Mix Together Dry Ingredients
Add the almond flour and brown sugar to a large bowl. Sieve in the rice flour, tapioca starch, mixed spice, ground cinnamon and baking powder (because no one likes big chunks of baking powder in their pancakes!).
Whisk the dry ingredients together and use the back of a spoon to squash any lumps of sugar.
Add in the Wet Ingredients
Make a well in the centre of the flour mixture and add in the eggs, shredded carrot and applesauce. Begin whisking as you pour in the almond milk. Whisk until the wet ingredients are completely incorporated into the dry ingredients.
Fry the Pancakes
I've used a non-stick frying pan for this recipe. Heat the pan to a medium heat and then add a knob of butter (use a dairy free butter or olive oil if needing these pancakes to be completely dairy free). To the hot pan, add in about a quarter cup of pancake mix per pancake, cooking 2-3 pancakes at a time, depending on the size of your pan.

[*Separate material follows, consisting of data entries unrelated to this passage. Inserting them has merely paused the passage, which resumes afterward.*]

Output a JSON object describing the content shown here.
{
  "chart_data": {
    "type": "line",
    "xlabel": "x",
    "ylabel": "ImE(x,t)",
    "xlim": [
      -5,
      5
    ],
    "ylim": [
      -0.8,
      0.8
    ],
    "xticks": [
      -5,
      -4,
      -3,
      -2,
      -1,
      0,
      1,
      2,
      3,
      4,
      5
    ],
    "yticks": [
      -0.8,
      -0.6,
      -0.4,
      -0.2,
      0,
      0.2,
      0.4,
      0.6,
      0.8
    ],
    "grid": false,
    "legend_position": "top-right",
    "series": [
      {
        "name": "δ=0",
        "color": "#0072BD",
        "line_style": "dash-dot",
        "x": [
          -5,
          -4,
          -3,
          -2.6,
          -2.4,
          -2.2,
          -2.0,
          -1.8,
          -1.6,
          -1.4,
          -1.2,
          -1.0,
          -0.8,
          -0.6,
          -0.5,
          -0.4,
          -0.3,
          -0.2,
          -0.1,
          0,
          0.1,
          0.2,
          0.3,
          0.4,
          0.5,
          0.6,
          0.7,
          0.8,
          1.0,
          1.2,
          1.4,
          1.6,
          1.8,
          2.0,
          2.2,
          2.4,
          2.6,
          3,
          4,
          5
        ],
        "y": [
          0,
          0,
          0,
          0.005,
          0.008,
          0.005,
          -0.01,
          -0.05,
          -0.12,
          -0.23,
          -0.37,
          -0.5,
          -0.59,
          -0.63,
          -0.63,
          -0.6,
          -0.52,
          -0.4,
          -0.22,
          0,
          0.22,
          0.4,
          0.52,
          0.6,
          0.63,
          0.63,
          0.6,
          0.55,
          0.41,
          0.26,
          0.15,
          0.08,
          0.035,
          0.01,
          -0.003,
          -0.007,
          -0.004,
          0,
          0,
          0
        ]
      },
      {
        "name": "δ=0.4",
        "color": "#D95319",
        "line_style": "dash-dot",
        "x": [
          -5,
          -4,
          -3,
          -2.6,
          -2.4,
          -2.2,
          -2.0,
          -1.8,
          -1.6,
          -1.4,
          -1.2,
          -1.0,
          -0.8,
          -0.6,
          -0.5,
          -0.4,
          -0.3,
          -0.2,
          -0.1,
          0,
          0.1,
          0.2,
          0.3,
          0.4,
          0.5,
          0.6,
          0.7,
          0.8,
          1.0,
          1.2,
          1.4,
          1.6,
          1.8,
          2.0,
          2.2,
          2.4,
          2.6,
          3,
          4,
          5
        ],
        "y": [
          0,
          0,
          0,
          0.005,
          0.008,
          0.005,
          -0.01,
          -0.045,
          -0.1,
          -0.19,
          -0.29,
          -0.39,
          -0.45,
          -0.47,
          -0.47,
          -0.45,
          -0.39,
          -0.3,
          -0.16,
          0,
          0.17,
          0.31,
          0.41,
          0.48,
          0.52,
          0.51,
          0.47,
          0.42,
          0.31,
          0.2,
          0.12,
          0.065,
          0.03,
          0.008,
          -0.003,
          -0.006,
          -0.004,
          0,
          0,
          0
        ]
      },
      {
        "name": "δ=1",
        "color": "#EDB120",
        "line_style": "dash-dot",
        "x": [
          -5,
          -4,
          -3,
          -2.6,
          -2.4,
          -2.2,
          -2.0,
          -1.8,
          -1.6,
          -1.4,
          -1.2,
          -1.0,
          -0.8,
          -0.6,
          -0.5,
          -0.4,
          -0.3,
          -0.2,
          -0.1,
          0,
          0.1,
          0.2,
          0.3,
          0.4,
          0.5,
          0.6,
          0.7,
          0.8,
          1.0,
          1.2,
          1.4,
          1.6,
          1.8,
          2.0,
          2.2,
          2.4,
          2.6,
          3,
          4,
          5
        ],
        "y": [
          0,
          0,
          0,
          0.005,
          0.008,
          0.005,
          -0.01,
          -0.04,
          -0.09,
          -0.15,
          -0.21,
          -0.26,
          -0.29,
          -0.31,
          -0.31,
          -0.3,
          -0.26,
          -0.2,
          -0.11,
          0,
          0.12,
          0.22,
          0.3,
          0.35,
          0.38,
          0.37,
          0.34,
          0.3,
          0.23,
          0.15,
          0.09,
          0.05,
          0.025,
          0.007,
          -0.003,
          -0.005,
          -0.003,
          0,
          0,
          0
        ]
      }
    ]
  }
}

Once golden brown on the bottom, flip the pancakes over and cook until golden brown on the second side. Once cooked, transfer the pancakes from the pan onto a plate lined with a clean tea towel. Cover the pancakes with the tea towel to keep warm while you cook the remaining pancakes.
Serving Suggestions
A great way (and my prefered way) to serve my delicious pancakes is to top them with a dollop of coconut yoghurt, a sprinkle of chopped walnuts and a drizzle of pure maple syrup.
Here are some other ideas for serving:
- top with fresh berries and/or seasonal fruit, Greek yoghurt and honey.
- drizzle with almond butter or tahini and date syrup.
- spread with butter and honey.
Storage
These pancakes are best stored in an airtight container in the fridge for up to 4 days. Simply reheat in the microwave to return them to their fluffy, just cooked texture.
To freeze, place a sheet of parchment paper in between each layer of pancakes in an airtight container and freeze for up to 3 months.
📖 Recipe
Equipment
- Measuring Cups and Spoons
- Whisk
- Spoon
- Frying pan
- Egg Flip
Ingredients
- 1 cup almond flour
- 1 cup white rice flour
- ¼ cup tapioca starch
- 2 tablespoon brown sugar
- 2 teaspoons baking powder
- ½ teaspoon cinnamon ground
- ½ teaspoon mixed spice
- 1 cup finely grated carrot
- 2 large eggs
- ½ cup apple sauce
- 270 mL Almond milk
Instructions
- Add the almond flour to a large mixing bowl. Sieve in the white rice flour, baking powder and mixed spice. Whisk to combine.
- Make a well in the centre of the flour and add the grated carrot, eggs and apple sauce. Begin whisking as you slowly pour in the almond milk and whisk until well combined.
- Heat about a tablespoon of butter in a frying pan on a medium heat. To fry the pancakes, add around ¼ cup of batter per pancake to the pan. Fry in batches of 2-3 depending on the size of your pan. When bubbles start to come to the surface of the pancakes, flip them over.
- Cook until golden brown on the second side before transferring to a clean tea towel lined plate. Cover the cooked pancakes with the tea towel to keep warm.
- Serve warm topped with coconut yoghurt, crushed walnuts and maple syrup.
Notes
Serving Suggestions
- top with coconut yoghurt, chopped walnuts and maple syrup.
- serve with fresh berries and/or seasonal fruit, Greek yoghurt and honey.
- drizzle with almond butter or tahini and date syrup.